Artigos científicos sobre o uso de ferramentas por animais são complexos e às vezes polêmicos, dependendo da definição convencionada de “ferramenta”, afirma Mattila. Foi demonstrado o uso de ferramentas também por outros insetos; por exemplo, algumas vespas-solitárias utilizam pedras para compactar o solo e proteger seus ninhos. As ferramentas não precisam necessariamente ser objetos como paus ou pedras, também podem ser materiais como excrementos.

Contudo alguns pesquisadores não sabem ao certo se a marcação fecal seria considerada uma ferramenta: “é um pouco de exagero afirmar que essa seja a primeira demonstração de uso de ferramentas”, escreveu por e-mail Stephen Martin, entomologista da Universidade de Salford, no Reino Unido. “A espécie também utiliza folhas para marcar as entradas das colmeias e seus ninhos são feitos de papel” — comportamentos que, segundo ele, também podem ser classificados como uso de ferramentas.
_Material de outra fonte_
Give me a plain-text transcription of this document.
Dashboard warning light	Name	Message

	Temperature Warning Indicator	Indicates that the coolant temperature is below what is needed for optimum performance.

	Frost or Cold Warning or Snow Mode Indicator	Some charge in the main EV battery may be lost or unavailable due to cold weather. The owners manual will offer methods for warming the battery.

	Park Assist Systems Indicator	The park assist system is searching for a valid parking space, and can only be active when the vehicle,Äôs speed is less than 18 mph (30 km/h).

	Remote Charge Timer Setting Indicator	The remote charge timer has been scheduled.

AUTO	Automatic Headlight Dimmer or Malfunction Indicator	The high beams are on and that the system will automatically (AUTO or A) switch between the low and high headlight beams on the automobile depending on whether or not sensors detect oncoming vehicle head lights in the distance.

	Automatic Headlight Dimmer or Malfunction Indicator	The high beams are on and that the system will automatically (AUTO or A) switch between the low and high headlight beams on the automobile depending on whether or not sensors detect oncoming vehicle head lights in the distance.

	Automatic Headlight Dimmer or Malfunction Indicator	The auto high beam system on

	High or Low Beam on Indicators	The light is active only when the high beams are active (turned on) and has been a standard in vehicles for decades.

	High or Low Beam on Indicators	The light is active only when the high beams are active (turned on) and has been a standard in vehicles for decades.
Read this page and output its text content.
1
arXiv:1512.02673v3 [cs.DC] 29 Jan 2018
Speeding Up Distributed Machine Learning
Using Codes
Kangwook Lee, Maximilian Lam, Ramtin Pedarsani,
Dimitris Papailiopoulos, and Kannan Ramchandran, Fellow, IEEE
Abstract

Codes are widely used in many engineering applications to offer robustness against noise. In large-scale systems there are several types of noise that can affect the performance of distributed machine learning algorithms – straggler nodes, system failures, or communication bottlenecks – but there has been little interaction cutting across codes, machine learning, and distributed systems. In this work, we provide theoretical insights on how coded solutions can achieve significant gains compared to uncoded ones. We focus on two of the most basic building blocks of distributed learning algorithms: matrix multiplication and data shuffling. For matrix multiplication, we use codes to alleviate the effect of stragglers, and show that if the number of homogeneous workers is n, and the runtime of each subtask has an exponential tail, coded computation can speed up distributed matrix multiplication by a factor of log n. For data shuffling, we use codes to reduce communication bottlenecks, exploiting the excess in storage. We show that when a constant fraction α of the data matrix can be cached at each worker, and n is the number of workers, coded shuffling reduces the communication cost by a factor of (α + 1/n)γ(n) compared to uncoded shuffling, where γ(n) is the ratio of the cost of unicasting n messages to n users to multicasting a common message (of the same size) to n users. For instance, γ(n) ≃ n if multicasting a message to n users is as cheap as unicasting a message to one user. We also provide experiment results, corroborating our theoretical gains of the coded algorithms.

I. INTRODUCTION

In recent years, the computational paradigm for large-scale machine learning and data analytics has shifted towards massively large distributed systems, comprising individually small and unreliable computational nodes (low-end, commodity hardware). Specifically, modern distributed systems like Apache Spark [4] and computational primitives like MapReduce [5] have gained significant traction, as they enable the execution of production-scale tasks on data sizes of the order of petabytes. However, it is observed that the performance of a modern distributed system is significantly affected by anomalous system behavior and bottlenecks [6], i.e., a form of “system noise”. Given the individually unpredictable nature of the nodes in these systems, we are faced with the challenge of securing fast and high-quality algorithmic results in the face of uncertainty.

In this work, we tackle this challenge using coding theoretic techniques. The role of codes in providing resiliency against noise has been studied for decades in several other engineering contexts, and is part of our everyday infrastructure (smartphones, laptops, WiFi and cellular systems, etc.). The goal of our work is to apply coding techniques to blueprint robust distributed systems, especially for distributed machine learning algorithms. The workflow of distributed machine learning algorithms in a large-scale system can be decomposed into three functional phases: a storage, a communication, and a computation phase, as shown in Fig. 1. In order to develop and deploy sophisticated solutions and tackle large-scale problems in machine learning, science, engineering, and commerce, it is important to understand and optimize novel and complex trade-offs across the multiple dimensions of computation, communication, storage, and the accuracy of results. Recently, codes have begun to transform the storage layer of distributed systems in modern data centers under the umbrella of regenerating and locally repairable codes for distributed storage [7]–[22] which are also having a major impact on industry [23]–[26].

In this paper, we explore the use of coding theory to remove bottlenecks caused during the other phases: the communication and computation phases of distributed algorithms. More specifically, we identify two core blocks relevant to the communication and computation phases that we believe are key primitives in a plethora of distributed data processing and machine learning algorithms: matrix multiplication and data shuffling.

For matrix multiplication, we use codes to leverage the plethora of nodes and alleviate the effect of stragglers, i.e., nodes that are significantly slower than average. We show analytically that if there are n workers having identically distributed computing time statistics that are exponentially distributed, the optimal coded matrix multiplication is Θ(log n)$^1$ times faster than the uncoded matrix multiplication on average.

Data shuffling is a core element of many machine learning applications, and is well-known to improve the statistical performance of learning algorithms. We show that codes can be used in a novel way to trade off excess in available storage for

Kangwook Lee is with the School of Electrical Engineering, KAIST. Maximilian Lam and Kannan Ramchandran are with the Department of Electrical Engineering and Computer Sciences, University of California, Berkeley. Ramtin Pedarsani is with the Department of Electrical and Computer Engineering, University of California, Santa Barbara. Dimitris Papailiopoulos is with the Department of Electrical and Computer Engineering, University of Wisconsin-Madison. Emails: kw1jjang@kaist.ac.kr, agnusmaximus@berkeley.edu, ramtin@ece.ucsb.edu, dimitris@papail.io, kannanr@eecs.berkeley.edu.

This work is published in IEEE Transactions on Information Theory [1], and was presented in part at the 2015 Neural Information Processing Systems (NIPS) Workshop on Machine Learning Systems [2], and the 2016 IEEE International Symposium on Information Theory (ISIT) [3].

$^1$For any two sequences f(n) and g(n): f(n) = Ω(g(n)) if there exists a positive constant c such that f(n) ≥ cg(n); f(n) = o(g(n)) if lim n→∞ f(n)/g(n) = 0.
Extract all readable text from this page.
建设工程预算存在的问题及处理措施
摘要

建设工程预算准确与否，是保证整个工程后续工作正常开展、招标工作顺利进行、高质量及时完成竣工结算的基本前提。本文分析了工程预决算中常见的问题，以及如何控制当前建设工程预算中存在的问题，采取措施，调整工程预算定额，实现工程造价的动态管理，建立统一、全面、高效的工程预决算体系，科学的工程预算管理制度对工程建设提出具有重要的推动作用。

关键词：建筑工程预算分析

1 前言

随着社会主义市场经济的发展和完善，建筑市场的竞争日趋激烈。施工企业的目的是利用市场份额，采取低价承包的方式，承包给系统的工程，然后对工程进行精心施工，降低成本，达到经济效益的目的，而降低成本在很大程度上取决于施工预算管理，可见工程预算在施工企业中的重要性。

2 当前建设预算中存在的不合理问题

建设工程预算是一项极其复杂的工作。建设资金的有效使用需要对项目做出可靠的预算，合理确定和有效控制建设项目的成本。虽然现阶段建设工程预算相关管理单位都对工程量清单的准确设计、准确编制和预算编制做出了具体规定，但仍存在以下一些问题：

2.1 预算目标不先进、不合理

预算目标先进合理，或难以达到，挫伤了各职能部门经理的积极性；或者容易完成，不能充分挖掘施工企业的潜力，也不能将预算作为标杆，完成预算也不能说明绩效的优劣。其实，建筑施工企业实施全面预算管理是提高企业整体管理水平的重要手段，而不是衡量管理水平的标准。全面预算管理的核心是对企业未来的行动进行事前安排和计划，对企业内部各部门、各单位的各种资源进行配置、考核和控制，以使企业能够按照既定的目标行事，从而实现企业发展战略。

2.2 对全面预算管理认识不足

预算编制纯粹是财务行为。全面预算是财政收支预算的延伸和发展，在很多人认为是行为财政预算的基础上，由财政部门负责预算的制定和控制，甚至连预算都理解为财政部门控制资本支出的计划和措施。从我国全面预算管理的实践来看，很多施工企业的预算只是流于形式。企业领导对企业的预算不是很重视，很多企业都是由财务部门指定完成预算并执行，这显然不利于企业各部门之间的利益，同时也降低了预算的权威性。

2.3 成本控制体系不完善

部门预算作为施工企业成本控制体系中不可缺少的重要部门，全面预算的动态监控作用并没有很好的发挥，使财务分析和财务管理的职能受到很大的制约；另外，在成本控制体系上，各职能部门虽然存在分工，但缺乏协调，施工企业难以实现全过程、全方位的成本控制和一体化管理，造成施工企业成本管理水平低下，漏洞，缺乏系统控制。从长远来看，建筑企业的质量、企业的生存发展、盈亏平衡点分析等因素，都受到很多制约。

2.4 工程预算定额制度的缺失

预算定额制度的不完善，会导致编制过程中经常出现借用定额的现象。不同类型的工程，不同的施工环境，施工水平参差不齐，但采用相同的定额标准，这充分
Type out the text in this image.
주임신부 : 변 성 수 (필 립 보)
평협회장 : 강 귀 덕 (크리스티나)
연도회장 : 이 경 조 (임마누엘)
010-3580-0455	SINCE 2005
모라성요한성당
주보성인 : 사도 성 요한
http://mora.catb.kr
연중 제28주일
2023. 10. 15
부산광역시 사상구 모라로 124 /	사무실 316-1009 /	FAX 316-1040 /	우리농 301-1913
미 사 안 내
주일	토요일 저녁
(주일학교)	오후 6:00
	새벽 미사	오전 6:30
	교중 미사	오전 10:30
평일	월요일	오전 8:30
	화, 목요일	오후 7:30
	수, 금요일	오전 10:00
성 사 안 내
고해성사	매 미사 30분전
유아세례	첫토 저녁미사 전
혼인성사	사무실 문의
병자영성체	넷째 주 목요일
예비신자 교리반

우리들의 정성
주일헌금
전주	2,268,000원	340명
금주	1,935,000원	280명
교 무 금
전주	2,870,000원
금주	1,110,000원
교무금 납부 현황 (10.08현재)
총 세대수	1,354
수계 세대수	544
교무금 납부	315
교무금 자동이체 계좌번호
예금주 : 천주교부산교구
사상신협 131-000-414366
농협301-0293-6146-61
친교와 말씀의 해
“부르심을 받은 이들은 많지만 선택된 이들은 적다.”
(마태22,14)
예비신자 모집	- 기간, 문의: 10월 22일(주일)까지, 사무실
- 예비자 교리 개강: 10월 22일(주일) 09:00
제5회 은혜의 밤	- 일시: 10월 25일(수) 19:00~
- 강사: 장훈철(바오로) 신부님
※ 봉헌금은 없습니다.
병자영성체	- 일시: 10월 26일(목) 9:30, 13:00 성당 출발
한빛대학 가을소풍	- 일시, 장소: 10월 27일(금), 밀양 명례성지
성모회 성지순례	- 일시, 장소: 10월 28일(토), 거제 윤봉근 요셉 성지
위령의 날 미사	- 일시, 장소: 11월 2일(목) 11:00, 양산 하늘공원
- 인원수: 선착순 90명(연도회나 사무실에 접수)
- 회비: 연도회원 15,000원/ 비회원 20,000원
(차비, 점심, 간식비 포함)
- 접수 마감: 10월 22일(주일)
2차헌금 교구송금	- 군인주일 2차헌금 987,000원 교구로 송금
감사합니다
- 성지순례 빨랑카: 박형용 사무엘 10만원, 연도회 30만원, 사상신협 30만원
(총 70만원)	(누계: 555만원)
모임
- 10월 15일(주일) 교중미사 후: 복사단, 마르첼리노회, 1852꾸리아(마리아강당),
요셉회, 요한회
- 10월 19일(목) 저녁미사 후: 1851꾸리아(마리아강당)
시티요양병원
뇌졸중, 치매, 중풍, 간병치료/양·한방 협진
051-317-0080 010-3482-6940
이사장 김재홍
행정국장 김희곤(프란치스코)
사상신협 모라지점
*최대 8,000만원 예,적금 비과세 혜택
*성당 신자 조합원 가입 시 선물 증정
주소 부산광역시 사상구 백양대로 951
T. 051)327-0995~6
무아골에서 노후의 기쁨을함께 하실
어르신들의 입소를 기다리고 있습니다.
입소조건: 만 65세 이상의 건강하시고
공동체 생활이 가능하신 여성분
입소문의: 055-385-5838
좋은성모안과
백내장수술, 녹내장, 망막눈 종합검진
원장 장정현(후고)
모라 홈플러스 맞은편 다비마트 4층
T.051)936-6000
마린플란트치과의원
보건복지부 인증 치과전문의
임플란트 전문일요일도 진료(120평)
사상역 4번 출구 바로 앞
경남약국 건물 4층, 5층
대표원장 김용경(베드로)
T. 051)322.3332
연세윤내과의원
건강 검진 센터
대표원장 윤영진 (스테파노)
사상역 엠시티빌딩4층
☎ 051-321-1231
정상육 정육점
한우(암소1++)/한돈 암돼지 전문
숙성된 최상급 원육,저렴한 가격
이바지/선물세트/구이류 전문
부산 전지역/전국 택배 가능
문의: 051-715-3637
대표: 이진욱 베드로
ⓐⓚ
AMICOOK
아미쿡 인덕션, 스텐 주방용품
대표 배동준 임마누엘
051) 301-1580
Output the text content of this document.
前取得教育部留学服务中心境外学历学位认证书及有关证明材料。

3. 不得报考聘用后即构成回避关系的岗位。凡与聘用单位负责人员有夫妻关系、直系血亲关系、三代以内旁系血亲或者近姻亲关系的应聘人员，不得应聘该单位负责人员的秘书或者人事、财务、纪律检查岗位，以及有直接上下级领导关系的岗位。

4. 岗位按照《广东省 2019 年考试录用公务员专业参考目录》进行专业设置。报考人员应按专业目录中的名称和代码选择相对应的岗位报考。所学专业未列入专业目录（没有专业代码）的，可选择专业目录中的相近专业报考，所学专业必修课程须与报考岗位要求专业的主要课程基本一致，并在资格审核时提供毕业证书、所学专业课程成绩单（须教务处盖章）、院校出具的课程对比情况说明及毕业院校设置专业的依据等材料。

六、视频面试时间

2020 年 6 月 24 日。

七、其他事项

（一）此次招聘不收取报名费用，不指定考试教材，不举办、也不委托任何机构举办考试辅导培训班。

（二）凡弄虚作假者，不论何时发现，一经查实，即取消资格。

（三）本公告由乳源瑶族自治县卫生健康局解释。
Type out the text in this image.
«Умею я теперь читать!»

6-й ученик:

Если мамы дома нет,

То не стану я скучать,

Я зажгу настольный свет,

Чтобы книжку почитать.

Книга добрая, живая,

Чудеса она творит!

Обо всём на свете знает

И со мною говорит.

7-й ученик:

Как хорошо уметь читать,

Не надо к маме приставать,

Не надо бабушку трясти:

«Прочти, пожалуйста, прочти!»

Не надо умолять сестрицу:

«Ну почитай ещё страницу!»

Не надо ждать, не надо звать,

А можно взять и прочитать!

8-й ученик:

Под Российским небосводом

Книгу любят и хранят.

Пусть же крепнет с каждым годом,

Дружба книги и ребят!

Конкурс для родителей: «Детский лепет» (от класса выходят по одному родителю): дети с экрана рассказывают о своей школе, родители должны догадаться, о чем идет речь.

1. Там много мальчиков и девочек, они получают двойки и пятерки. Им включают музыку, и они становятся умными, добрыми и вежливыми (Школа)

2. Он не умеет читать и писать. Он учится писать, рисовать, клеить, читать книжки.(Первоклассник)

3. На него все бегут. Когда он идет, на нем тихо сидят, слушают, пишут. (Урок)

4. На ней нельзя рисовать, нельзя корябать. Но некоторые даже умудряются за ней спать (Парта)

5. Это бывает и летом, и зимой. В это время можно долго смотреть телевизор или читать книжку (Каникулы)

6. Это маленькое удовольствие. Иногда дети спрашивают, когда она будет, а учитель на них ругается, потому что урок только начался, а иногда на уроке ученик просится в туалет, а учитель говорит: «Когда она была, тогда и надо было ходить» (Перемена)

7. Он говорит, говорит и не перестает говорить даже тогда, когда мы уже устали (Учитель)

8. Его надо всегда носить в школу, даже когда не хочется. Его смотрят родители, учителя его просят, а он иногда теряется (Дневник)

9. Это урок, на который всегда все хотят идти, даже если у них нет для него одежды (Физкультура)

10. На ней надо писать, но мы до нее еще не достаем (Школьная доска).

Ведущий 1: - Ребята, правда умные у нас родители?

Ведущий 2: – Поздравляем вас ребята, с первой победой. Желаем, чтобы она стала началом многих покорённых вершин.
Bob Jeanne, especialista em vespas da Universidade de Wisconsin-Madison, afirma que os autores estão “corretos em considerar esse o primeiro exemplo de uso de ferramentas por uma abelha... Acredito que foi utilizada uma definição razoável”.

Tanto Martin quanto Jeanne concordam que o comportamento é fascinante. “A capacidade dos insetos sociais de nos surpreender parece não ter fim”, afirma Martin. “Ainda são muito escassos nossos conhecimentos sobre seu comportamento e esse é mais um grande exemplo disso.”